IPS-Inter Press Service Deutschland gGmbH
IPS-Tagesdienst vom 23. Februar 2011

Kolumbien:
Erste Generalstaatsanwältin ahndet Verbrechen der Uribe-Regierung

Von Helda Martínez


Bogotá, 23. Februar (IPS) - In Kolumbien ist mit Viviane Morales erstmals eine Frau an die Spitze der Generalstaatsanwaltschaft aufgerückt. Kaum waren die ersten 40 Tage ihrer Amtszeit erreicht, kündigte sie rechtliche Schritte gegen ehemalige Minister und Beamte des Ministeriums für landwirtschaftliche Entwicklung an. Menschen- und Frauenrechtsorganisationen gilt der jüngste Vorstoß als erster Hinweis darauf, dass sie fest entschlossen ist, Korruption und andere Verbrechen der Regierung von Ex-Präsident Álvaro Uribe zu ahnden.

Die Juristin, ehemalige Abgeordnete und politische Kommentatorin, ist seit Dezember 2010 im Amt. Sie war vom amtierenden Staatschef Juan Manuel Santos für den Posten vorgeschlagen und von 14 der 18 Richter des Obersten Gerichtshofes gewählt worden.

Am 21. Februar kündigte Morales die Eröffnung eines strafrechtlichen Verfahrens im Zusammenhang mit einem Korruptionsskandal an, den eine lokale Zeitschrift im Oktober 2009 aufgedeckt hatte. Insgesamt sollen sieben hochrangige Beamte einschließlich die beiden Agrarminister unter Uribe (2002-2010) Andrés Felipe Arias und Andrés Fernández sowie 15 weitere Personen angeklagt werden. Ihnen wird vorgeworfen, 2,25 Millionen US-Dollar unterschlagen zu haben, die ursprünglich für kleinbäuerliche Entwicklungsprogramme bestimmt waren. Gegen 50 weitere Personen sind bereits Gerichtsverfahren anhängig.

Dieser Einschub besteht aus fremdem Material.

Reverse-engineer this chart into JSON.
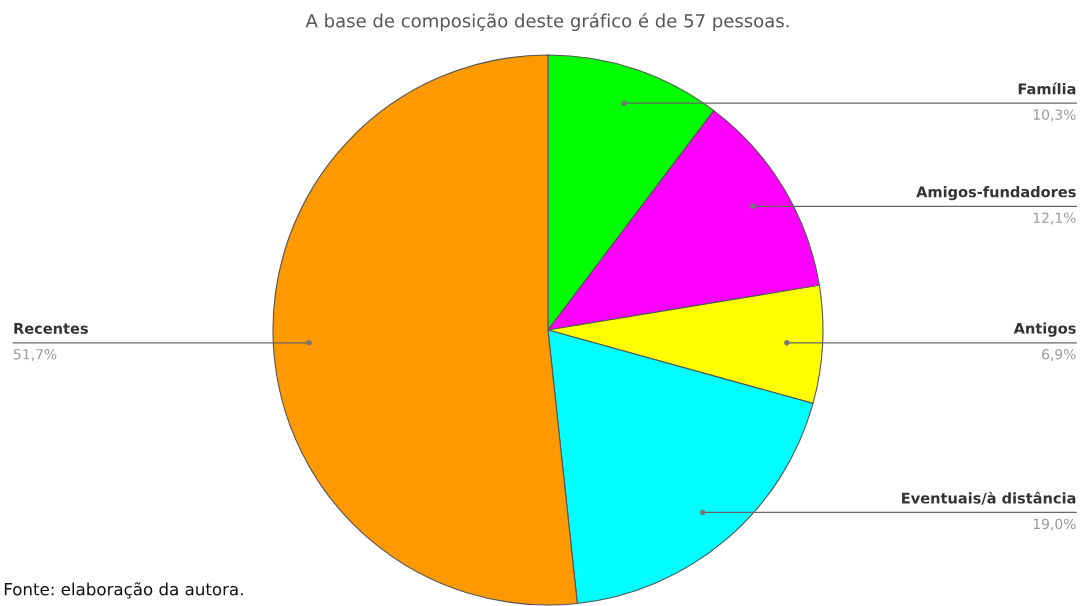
{
  "chart_data": {
    "type": "pie",
    "title": "A base de composição deste gráfico é de 57 pessoas.",
    "categories": [
      "Família",
      "Amigos-fundadores",
      "Antigos",
      "Eventuais/à distância",
      "Recentes"
    ],
    "values": [
      10.3,
      12.1,
      6.9,
      19.0,
      51.7
    ],
    "colors": [
      "#00ff00",
      "#ff00ff",
      "#ffff00",
      "#00ffff",
      "#ff9900"
    ],
    "value_labels": [
      "10,3%",
      "12,1%",
      "6,9%",
      "19,0%",
      "51,7%"
    ],
    "annotations": [
      "Fonte: elaboração da autora."
    ],
    "legend": false
  }
}
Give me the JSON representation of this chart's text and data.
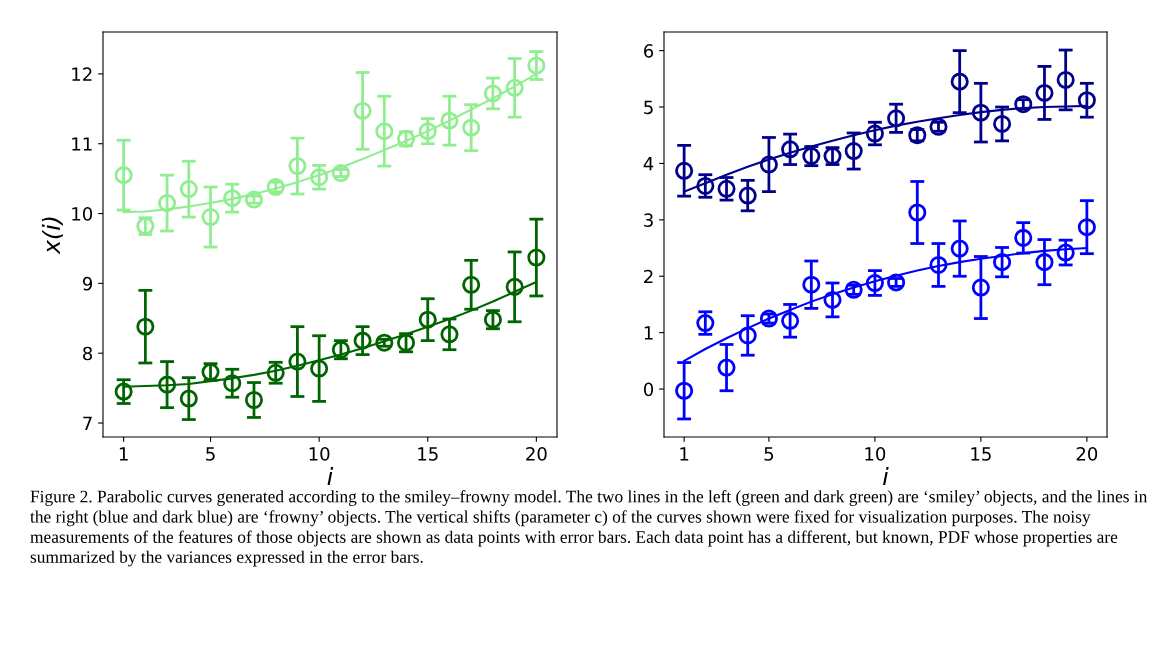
{
  "chart_data": [
    {
      "type": "scatter",
      "xlabel": "i",
      "ylabel": "x(i)",
      "xlim": [
        0.05,
        20.95
      ],
      "ylim": [
        6.8,
        12.6
      ],
      "xticks": [
        1,
        5,
        10,
        15,
        20
      ],
      "yticks": [
        7,
        8,
        9,
        10,
        11,
        12
      ],
      "grid": false,
      "marker": "circle",
      "x": [
        1,
        2,
        3,
        4,
        5,
        6,
        7,
        8,
        9,
        10,
        11,
        12,
        13,
        14,
        15,
        16,
        17,
        18,
        19,
        20
      ],
      "series": [
        {
          "color": "#90ee90",
          "values": [
            10.55,
            9.82,
            10.15,
            10.35,
            9.95,
            10.22,
            10.2,
            10.38,
            10.68,
            10.52,
            10.58,
            11.47,
            11.18,
            11.07,
            11.18,
            11.33,
            11.23,
            11.72,
            11.8,
            12.12
          ],
          "errors": [
            0.5,
            0.12,
            0.4,
            0.4,
            0.43,
            0.2,
            0.05,
            0.07,
            0.4,
            0.17,
            0.05,
            0.55,
            0.5,
            0.1,
            0.18,
            0.35,
            0.33,
            0.22,
            0.42,
            0.2
          ]
        },
        {
          "type": "line",
          "marker": "none",
          "color": "#90ee90",
          "values": [
            10.02,
            10.03,
            10.06,
            10.1,
            10.15,
            10.21,
            10.28,
            10.36,
            10.45,
            10.55,
            10.66,
            10.78,
            10.91,
            11.04,
            11.18,
            11.33,
            11.49,
            11.65,
            11.82,
            12.0
          ]
        },
        {
          "color": "#006400",
          "values": [
            7.45,
            8.38,
            7.55,
            7.35,
            7.73,
            7.57,
            7.33,
            7.72,
            7.88,
            7.78,
            8.05,
            8.18,
            8.15,
            8.15,
            8.48,
            8.27,
            8.98,
            8.48,
            8.95,
            9.37
          ],
          "errors": [
            0.17,
            0.52,
            0.33,
            0.3,
            0.12,
            0.2,
            0.25,
            0.15,
            0.5,
            0.47,
            0.13,
            0.2,
            0.05,
            0.13,
            0.3,
            0.22,
            0.35,
            0.13,
            0.5,
            0.55
          ]
        },
        {
          "type": "line",
          "marker": "none",
          "color": "#006400",
          "values": [
            7.52,
            7.53,
            7.54,
            7.56,
            7.6,
            7.64,
            7.69,
            7.75,
            7.82,
            7.9,
            7.98,
            8.07,
            8.17,
            8.27,
            8.38,
            8.49,
            8.61,
            8.74,
            8.88,
            9.02
          ]
        }
      ],
      "annotations": [
        "Figure 2. Parabolic curves generated according to the smiley–frowny model. The two lines in the left (green and dark green) are ‘smiley’ objects, and the lines in the right (blue and dark blue) are ‘frowny’ objects. The vertical shifts (parameter c) of the curves shown were fixed for visualization purposes. The noisy measurements of the features of those objects are shown as data points with error bars. Each data point has a different, but known, PDF whose properties are summarized by the variances expressed in the error bars."
      ]
    },
    {
      "type": "scatter",
      "xlabel": "i",
      "xlim": [
        0.05,
        20.95
      ],
      "ylim": [
        -0.85,
        6.33
      ],
      "xticks": [
        1,
        5,
        10,
        15,
        20
      ],
      "yticks": [
        0,
        1,
        2,
        3,
        4,
        5,
        6
      ],
      "grid": false,
      "marker": "circle",
      "x": [
        1,
        2,
        3,
        4,
        5,
        6,
        7,
        8,
        9,
        10,
        11,
        12,
        13,
        14,
        15,
        16,
        17,
        18,
        19,
        20
      ],
      "series": [
        {
          "color": "#00008b",
          "values": [
            3.87,
            3.6,
            3.55,
            3.43,
            3.98,
            4.25,
            4.13,
            4.13,
            4.22,
            4.53,
            4.8,
            4.5,
            4.65,
            5.45,
            4.9,
            4.7,
            5.05,
            5.25,
            5.48,
            5.12
          ],
          "errors": [
            0.45,
            0.2,
            0.2,
            0.27,
            0.48,
            0.27,
            0.17,
            0.15,
            0.32,
            0.2,
            0.25,
            0.1,
            0.08,
            0.55,
            0.52,
            0.3,
            0.08,
            0.47,
            0.53,
            0.3
          ]
        },
        {
          "type": "line",
          "marker": "none",
          "color": "#00008b",
          "values": [
            3.5,
            3.65,
            3.8,
            3.94,
            4.07,
            4.19,
            4.3,
            4.4,
            4.5,
            4.59,
            4.67,
            4.74,
            4.8,
            4.86,
            4.91,
            4.95,
            4.98,
            5.0,
            5.01,
            5.02
          ]
        },
        {
          "color": "#0000ff",
          "values": [
            -0.03,
            1.17,
            0.38,
            0.95,
            1.25,
            1.21,
            1.85,
            1.58,
            1.76,
            1.88,
            1.89,
            3.13,
            2.2,
            2.49,
            1.8,
            2.25,
            2.68,
            2.25,
            2.42,
            2.87
          ],
          "errors": [
            0.5,
            0.2,
            0.41,
            0.35,
            0.08,
            0.29,
            0.42,
            0.3,
            0.08,
            0.22,
            0.07,
            0.55,
            0.38,
            0.49,
            0.55,
            0.26,
            0.27,
            0.4,
            0.22,
            0.47
          ]
        },
        {
          "type": "line",
          "marker": "none",
          "color": "#0000ff",
          "values": [
            0.5,
            0.71,
            0.9,
            1.08,
            1.25,
            1.4,
            1.55,
            1.68,
            1.8,
            1.91,
            2.01,
            2.1,
            2.18,
            2.25,
            2.31,
            2.36,
            2.41,
            2.45,
            2.48,
            2.5
          ]
        }
      ]
    }
  ]
}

Um Arias und Fernández unter Anklage stellen zu können, muss ihnen zunächst die Immunität aberkannt werden, die sie als ehemalige Kabinettsmitglieder genießen.


Lob

Mit ihrer offensiven Vorgehensweise ist die neue Generalstaatsanwältin auf großen Zuspruch gestoßen. Vor allem zivilgesellschaftliche und soziale Gruppen zeigten sich erfreut über die offensichtliche Bereitschaft, energisch gegen Korruption und Misswirtschaft vorzugehen. Auf der Agenda der Generalstaatsanwältin steht auch die Untersuchung von mehr als 2.000 extragerichtlichen Hinrichtungen, an denen rund 100 Militärs beteiligt waren. Nicht zu vergessen der Abhörskandal, der sich gegen Richter, Menschenrechtsaktivisten und Journalisten richtete.

Um die Korruption wirksam zu bekämpfen, die oft mit Menschenrechtsverletzungen im Zusammenhang steht, kann Morales auf eine weitere 'Wunderwaffe' zählen: auf Sandra Morelli, die im August von 222 der 268 Abgeordneten des Zweikammerparlaments zur Leiterin des nationalen Rechnungshofes gewählt worden ist.

Auch Frauenverbände begrüßten die Ernennung der beiden Frontfrauen. Morales und Morelli gehörten zu den 57 Prozent aller Universitätsabgängerinnen, die den 46 Millionen Menschen zählenden Kolumbiern einiges zu bieten hätten, hieß es. Hinzu kommen all jene Frauen, die sich und ihre Kinder jeden Tag vor der alltäglichen, sozialen und innerfamiliären Gewalt im Zuge des mehr als 50 Jahre währenden Krieges in Sicherheit bringen.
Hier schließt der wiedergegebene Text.